Von der Nachtigall und der Blindschleiche

Ein anscheinend deutsches Märchen von der Nachtigall
und der Blindschleiche.
                    Von Reinhold Köhler.

In Firmenichs „Germaniens Völkerstimmen“, I. 283, steht ein Märchen „De nachtigall und de blinnerslange" (Blindschleiche) in der Mundart von Warendorf im preußischen Regierungsbezirk Münster. Dieses Märchen hat — ohne Quellenangabe — H. F. W. Raabe in sein „Allgemeines plattdeutsches Volksbuch“, Wismar und Ludwigslust 1854, S. 234, aufgenommen, aber in Mecklenburg-Schwerinsche Mundart übersetzt und „Die Nachtigall un die Hartworm over Blindschlang“ betitelt. F. H. von der Hagen hat in seiner Besprechung von Firmenichs Werk in seiner „Germania", VIII. 218, die „Warendorfer Märe“ als „sonderbar“ hervorgehoben und ihren Inhalt mitgeteilt, und K. Schiller, „Zum Tier- und Kräuterbuche des Mecklenburgischen Volkes“. 1. Heft, Schwerin 1861. S. 2. hat mit Verweisung auf von der Hagen und Raabe des Märchens gedacht. Von der Hagen und Schiller haben das Märchen jedenfalls für ein deutsches gehalten, und wohl die meisten Leser der genannten Bücher werden dies auch getan haben. Das Märchen ist aber gar kein deutsches, sondern ein französisches. Es findet sich nämlich in der ersten Ausgabe der „Kinder- und Haus–Märchen“ der Brüder Grimm, Berlin 1812, S. 20 f., als Nr. 6 ein Märchen „Von der Nachtigall und der Blindsehleiche“, welches nach der Anmerkung dazu aus dem Französischen übersetzt ist. Das Märchen bei Firmenich aber ist nichts anderes als eine fast durchaus wörtliche Übertragung der Grimm’schen Übersetzung in die Warendorfer Mundart.

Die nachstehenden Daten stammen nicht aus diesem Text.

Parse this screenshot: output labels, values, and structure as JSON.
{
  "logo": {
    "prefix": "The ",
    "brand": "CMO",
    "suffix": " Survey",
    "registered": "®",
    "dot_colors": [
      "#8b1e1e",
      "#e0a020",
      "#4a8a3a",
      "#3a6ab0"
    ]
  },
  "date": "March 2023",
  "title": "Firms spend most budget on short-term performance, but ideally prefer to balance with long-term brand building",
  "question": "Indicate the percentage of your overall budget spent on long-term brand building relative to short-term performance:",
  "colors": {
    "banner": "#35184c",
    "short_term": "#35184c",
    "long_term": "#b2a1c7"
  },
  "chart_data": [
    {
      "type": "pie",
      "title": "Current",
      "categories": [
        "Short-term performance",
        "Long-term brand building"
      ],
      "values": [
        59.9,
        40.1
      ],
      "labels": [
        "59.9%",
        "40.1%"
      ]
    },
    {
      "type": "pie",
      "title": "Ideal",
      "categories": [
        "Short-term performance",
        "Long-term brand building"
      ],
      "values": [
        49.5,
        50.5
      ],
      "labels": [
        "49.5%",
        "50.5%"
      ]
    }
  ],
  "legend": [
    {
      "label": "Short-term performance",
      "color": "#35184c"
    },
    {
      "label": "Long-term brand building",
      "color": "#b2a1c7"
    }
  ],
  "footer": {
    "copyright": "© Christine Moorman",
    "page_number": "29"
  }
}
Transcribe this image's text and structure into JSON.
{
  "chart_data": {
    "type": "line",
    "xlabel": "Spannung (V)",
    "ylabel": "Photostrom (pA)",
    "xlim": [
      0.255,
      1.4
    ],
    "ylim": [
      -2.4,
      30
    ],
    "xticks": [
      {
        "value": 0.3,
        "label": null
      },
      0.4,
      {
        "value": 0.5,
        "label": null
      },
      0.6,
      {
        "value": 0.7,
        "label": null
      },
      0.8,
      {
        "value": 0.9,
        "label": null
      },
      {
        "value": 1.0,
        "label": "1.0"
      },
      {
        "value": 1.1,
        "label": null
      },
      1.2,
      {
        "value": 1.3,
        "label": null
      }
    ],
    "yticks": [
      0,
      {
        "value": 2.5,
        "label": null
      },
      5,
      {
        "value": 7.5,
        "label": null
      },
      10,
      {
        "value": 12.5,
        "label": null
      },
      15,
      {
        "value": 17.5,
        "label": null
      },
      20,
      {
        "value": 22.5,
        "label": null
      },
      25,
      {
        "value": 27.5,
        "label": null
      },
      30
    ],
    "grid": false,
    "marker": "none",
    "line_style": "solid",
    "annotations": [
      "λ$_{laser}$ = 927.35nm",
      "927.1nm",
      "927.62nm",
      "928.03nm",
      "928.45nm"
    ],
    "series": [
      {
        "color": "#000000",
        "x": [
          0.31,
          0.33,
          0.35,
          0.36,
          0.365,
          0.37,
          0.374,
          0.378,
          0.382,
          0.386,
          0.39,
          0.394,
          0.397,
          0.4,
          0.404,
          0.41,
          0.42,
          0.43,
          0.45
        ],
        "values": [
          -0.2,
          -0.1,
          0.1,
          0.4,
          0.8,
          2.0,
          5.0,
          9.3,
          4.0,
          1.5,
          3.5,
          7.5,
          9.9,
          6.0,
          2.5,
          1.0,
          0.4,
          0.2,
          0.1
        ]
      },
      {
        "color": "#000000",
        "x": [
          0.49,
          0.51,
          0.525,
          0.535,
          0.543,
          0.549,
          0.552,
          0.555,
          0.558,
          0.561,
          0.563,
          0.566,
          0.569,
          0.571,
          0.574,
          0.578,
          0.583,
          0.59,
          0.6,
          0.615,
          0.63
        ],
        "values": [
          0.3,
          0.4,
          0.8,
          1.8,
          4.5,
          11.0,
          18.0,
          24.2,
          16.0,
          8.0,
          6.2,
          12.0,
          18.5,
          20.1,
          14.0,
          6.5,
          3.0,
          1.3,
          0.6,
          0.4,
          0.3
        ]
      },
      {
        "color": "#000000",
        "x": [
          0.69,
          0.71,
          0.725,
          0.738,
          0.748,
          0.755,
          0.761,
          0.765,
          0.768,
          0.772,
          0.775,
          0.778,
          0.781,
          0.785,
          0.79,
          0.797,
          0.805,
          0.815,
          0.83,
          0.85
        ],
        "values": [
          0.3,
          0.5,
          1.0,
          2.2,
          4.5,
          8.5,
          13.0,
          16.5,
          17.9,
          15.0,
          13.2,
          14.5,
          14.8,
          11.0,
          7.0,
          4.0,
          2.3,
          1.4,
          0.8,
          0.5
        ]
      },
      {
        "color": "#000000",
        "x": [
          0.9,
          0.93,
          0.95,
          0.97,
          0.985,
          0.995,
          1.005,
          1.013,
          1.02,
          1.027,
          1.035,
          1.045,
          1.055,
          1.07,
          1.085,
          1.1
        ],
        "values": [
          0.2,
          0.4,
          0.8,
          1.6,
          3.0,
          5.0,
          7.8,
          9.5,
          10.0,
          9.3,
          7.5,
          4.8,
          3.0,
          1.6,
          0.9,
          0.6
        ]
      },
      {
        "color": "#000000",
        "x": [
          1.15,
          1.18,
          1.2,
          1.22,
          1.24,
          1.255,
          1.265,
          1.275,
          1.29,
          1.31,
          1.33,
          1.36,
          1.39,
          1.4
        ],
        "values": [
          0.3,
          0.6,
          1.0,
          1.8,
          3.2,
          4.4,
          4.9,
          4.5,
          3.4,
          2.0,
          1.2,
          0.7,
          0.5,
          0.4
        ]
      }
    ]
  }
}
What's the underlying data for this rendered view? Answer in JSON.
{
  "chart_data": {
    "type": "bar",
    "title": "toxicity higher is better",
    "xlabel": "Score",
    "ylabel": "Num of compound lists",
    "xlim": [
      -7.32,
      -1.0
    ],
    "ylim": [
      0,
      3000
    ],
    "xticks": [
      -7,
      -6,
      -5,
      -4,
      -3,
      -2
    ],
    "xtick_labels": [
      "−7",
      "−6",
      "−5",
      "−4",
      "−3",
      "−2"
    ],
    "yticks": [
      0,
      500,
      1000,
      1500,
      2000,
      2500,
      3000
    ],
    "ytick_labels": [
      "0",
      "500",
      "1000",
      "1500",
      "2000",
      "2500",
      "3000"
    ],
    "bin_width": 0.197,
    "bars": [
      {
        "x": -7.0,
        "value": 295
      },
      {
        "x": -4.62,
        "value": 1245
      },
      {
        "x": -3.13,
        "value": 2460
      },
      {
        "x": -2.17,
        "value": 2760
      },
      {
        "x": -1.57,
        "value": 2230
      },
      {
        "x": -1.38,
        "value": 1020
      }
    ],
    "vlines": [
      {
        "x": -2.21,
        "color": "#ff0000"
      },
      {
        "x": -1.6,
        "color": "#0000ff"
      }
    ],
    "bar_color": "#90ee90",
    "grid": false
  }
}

Da die erste Ausgabe der Grimm’schen Märchen sehr selten ist, und auch die Memoires de l'Académie celtique, aus denen das Märchen übersetzt ist, wenigstens deutschen Lesern nicht leicht zugänglich sein werden, wird es gerechtfertigt erscheinen, wenn ich Übersetzung und Original hier mitteile.

Die Grimm'sche Übersetzung lautet:

          Von der Nachtigall und der Blindschleiche.

Es waren einmal eine Nachtigall und eine Blindschleiche, die hatten jede nur ein Aug' und lebten zusammen in einem Haus lange Zeit in Frieden und Einigkeit. Eines Tags aber wurde die Nachtigall auf eine Hochzeit gebeten, da sprach sie zur Blindschleiche: „ich bin da auf eine Hochzeit gebeten und möchte nicht gern so mit einem AugeWaltaxi hingehen, sei doch so gut und leih mir deins dazu, ich bring dir’s Morgen wieder." Und die Blindschleiche tat es aus Gefälligkeit.


Aber den anderen Tag, wie die Nachtigall nach Haus gekommen war, gefiel es ihr so wohl, dass sie zwei Augen im Kopf trug und zu beiden Seiten sehen konnte, dass sie der armen Blindschleiche ihr geliehenes Auge nicht wiedergeben wollte. Da schwur die Blindschleiche, sie wollte sich an ihr, an ihren Kindern und Kindeskindern rächen. „Geh nur, sagte die Nachtigall, und such einmal:
          ich bau mein Nest auf jene Linden,
          so hoch, so hoch, so hoch, so hoch,
          da magst dus nimmer wiederfinden!"

Seit der Zeit haben alle Nachtigallen zwei Augen und alle Blindschleichen keine Augen. Aber wo die Nachtigall hinkommt, da wohnt unten auch im Busch eine Blindschleiche, und sie trachtet immer hinaufzukriechen, Löcher in die Eier ihrer Feindin zu bohren oder sie auszusaufen.